As Bolaños explained in an interview on Cadena Ser, reported by Europa Press, this proposal has no place because, in a State of law and a “full democracy” such as Spain’s, “neither the judges can elect the judges, nor the politicians can elect the politicians”, he said in a phrase that is surprising to say the least, given that on the one hand the independence of the powers is a basic requirement of democracy and, on the other, in today’s Spain the politicians not only elect the politicians but also the judges.
“We are all elected by the citizens because they are branches of the state. They all derive from the free vote of 47 million citizens”, argued the minister responsible for negotiating with the PP on this issue, after pointing out that “there is no other way” than to renew the CGPJ by means of an agreement between the PSOE and the main opposition party.
PP to blame
In this sense, he defended the fact that the Constitution obliges the renewal of the judges’ governing body every five years, and recalled that the current system is the result of a State Pact that was reached in 2001 under the mandate of a PP Executive with an absolute majority, which on the other hand is strictly true.

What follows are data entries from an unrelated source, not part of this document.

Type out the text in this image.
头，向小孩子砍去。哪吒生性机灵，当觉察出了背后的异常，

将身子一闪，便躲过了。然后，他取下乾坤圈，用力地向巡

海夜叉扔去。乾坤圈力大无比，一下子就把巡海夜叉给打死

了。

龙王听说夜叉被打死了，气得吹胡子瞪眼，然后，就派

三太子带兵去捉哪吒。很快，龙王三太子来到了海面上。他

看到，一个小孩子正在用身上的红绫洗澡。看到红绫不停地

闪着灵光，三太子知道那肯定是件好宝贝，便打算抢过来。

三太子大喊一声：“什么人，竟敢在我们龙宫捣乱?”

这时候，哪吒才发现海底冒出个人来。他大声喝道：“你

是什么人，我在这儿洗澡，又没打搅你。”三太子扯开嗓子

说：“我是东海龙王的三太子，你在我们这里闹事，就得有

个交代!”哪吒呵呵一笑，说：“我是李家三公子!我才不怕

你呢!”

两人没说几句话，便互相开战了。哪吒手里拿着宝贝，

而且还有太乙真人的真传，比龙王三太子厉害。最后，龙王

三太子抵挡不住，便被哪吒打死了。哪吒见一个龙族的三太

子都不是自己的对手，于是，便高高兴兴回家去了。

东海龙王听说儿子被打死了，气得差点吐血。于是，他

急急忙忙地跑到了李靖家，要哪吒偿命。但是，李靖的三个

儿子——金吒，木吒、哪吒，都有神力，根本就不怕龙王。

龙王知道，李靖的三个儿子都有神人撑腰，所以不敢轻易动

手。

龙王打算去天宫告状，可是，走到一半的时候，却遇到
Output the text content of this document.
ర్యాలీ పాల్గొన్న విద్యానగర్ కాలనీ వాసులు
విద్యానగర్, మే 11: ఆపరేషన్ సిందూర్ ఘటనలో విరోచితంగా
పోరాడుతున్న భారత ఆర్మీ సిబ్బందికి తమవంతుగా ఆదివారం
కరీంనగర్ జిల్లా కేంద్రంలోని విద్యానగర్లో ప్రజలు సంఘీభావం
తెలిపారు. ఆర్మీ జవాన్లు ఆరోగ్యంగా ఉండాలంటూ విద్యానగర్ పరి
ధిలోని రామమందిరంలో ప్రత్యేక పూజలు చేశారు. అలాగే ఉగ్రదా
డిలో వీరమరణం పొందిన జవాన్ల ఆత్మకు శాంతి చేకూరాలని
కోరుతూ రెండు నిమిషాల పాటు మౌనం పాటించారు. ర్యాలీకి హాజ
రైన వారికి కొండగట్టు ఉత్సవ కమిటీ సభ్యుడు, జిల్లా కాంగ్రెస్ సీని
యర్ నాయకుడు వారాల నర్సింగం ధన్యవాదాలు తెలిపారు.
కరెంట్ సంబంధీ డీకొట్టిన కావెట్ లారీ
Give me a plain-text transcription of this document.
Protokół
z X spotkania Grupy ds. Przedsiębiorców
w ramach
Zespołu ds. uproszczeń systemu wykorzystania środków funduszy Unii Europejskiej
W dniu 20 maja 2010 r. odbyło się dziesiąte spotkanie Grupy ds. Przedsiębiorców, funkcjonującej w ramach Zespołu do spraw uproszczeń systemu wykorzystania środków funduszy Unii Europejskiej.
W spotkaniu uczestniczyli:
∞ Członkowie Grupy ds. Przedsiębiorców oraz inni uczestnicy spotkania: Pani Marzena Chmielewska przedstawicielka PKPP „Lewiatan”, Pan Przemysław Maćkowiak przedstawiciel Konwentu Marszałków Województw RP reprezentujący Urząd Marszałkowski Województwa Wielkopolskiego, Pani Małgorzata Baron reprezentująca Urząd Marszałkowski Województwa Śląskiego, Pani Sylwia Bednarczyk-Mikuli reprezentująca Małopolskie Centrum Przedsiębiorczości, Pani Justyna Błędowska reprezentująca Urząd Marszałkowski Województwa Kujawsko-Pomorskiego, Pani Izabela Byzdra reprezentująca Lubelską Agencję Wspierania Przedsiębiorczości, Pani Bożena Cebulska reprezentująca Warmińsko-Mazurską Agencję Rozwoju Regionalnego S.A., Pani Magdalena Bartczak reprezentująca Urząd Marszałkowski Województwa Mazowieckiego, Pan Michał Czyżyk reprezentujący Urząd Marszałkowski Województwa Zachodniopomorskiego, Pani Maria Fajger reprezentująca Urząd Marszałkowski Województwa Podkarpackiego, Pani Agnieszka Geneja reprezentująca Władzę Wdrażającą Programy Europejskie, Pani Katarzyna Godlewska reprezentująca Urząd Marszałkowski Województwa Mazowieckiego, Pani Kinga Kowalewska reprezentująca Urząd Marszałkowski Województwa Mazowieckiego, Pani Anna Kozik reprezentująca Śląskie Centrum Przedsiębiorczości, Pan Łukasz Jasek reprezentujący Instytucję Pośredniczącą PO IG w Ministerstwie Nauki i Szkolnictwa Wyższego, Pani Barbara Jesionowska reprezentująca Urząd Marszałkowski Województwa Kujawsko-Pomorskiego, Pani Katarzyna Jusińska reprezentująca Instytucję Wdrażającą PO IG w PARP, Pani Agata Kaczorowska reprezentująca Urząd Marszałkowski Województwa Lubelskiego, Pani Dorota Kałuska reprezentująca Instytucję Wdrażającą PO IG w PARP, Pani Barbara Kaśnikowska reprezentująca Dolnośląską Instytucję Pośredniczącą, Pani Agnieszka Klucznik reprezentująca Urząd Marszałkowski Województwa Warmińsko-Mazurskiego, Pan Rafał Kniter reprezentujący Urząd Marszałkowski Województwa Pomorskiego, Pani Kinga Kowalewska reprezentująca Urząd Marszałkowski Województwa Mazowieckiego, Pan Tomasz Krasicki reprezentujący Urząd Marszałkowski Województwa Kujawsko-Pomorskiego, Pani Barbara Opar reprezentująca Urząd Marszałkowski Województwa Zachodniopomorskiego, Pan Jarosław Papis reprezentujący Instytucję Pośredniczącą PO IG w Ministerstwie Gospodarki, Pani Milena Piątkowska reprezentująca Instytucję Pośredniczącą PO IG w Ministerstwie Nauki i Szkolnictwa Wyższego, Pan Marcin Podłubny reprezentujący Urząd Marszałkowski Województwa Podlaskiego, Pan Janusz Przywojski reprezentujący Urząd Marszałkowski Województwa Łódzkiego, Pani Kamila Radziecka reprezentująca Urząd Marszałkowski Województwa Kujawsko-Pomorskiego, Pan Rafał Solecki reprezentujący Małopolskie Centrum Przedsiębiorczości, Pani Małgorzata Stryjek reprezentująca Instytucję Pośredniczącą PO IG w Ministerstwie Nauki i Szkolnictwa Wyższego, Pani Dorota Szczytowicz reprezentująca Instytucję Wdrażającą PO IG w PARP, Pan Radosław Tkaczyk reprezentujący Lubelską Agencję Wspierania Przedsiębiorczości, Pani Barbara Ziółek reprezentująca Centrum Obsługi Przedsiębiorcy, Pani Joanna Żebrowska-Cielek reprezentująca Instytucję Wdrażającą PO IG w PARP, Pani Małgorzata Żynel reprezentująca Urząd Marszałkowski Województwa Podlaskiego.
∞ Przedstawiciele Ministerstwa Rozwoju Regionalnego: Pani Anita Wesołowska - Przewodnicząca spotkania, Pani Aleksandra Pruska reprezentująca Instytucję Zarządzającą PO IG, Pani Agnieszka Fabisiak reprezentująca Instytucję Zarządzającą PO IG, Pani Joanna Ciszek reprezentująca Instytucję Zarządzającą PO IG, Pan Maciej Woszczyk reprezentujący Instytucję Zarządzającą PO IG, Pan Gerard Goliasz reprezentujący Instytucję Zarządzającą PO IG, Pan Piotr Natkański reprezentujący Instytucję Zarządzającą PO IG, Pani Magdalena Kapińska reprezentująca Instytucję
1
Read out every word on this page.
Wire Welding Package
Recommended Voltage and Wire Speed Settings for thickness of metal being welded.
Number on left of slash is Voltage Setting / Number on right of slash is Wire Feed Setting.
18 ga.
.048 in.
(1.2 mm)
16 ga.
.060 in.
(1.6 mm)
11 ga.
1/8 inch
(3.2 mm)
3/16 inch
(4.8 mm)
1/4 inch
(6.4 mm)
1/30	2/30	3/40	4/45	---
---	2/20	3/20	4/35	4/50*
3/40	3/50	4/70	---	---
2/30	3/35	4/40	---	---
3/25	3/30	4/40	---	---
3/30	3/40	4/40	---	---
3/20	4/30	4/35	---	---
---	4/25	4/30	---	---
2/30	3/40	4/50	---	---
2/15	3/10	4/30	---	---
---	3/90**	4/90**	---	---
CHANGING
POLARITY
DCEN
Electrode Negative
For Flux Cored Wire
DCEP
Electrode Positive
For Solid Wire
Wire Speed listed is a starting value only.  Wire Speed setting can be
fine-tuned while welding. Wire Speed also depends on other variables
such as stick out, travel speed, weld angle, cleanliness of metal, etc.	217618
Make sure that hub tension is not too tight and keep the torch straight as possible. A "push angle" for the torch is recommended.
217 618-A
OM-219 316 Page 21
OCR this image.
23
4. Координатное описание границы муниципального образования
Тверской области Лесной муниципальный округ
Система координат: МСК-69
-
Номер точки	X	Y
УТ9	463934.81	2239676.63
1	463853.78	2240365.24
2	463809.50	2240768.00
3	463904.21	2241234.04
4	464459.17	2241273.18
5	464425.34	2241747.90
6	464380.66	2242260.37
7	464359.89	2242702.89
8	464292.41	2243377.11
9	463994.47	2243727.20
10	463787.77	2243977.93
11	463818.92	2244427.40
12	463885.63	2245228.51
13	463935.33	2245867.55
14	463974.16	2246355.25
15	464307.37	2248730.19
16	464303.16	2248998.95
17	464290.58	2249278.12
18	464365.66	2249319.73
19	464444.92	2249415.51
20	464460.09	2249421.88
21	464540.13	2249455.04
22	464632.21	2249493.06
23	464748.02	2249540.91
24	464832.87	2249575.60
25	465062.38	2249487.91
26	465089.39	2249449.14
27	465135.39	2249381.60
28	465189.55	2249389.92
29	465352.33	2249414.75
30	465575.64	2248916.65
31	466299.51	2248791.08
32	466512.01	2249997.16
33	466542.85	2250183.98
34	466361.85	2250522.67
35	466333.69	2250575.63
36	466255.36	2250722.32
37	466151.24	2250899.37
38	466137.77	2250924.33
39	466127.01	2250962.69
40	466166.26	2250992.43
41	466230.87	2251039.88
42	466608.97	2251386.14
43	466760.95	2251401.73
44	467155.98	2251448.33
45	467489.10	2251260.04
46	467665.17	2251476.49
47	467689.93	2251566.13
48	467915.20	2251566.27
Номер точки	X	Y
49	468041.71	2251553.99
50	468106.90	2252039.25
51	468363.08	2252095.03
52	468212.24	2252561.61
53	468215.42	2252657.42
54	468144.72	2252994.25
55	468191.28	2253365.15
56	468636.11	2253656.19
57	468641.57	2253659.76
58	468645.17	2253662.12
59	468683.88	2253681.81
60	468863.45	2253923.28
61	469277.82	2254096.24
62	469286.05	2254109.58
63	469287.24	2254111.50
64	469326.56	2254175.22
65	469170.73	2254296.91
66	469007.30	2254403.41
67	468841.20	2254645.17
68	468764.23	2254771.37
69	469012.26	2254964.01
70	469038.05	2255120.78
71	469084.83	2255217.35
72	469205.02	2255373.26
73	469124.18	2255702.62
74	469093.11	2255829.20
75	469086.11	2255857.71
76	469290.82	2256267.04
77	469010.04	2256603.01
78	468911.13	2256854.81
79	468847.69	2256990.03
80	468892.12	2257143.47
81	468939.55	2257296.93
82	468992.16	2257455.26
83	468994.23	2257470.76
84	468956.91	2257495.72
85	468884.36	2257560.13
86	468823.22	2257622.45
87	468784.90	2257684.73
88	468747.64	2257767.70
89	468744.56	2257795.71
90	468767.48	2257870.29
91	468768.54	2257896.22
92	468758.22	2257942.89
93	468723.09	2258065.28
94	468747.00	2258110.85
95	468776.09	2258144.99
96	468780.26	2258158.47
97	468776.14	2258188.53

For this reason, he pointed out that the condition that the leader of the Popular Party has now put forward is nothing more than an excuse, and warned that what he cannot do is refuse to comply with the law by saying that “he doesn’t like it”. “If the argument is valid, imagine where we are going,” he said.
“Has the PP’s opinion on the model changed? Well, we cannot wait for the will or the decision of the last quarter of an hour. We have to comply with the law and the Constitution, and the main opposition party that aspires to govern Spain has to have a minimum sense of State”, he demanded.
“Compartmentalisation between the powers”
Furthermore, he has defended that the proposal put forward by the PP for judges to elect their representatives on the CGPJ does not fit in with a State of law, because it is not possible to “establish compartments between the powers”. “All of them must have a democratic basis”, he stressed.
“The democratic basis is ultimately that the final decision, in this case agreed between the two majority parliamentary groups in the House, must be a decision that is in line with the Constitution, and that is aimed at ensuring that the judiciary has a democratic basis“, he said, insisting that it is Parliament, that is, the “legitimate representatives of the citizens”, who “have to choose the three powers”.
“The CGPJ is a governing body of judges, but it does not decide things that only affect judges, but all citizens. That is why the democratic basis is absolutely essential. I want judges, members of parliament and, in short, the executive power to be decided by all citizens”, he concluded.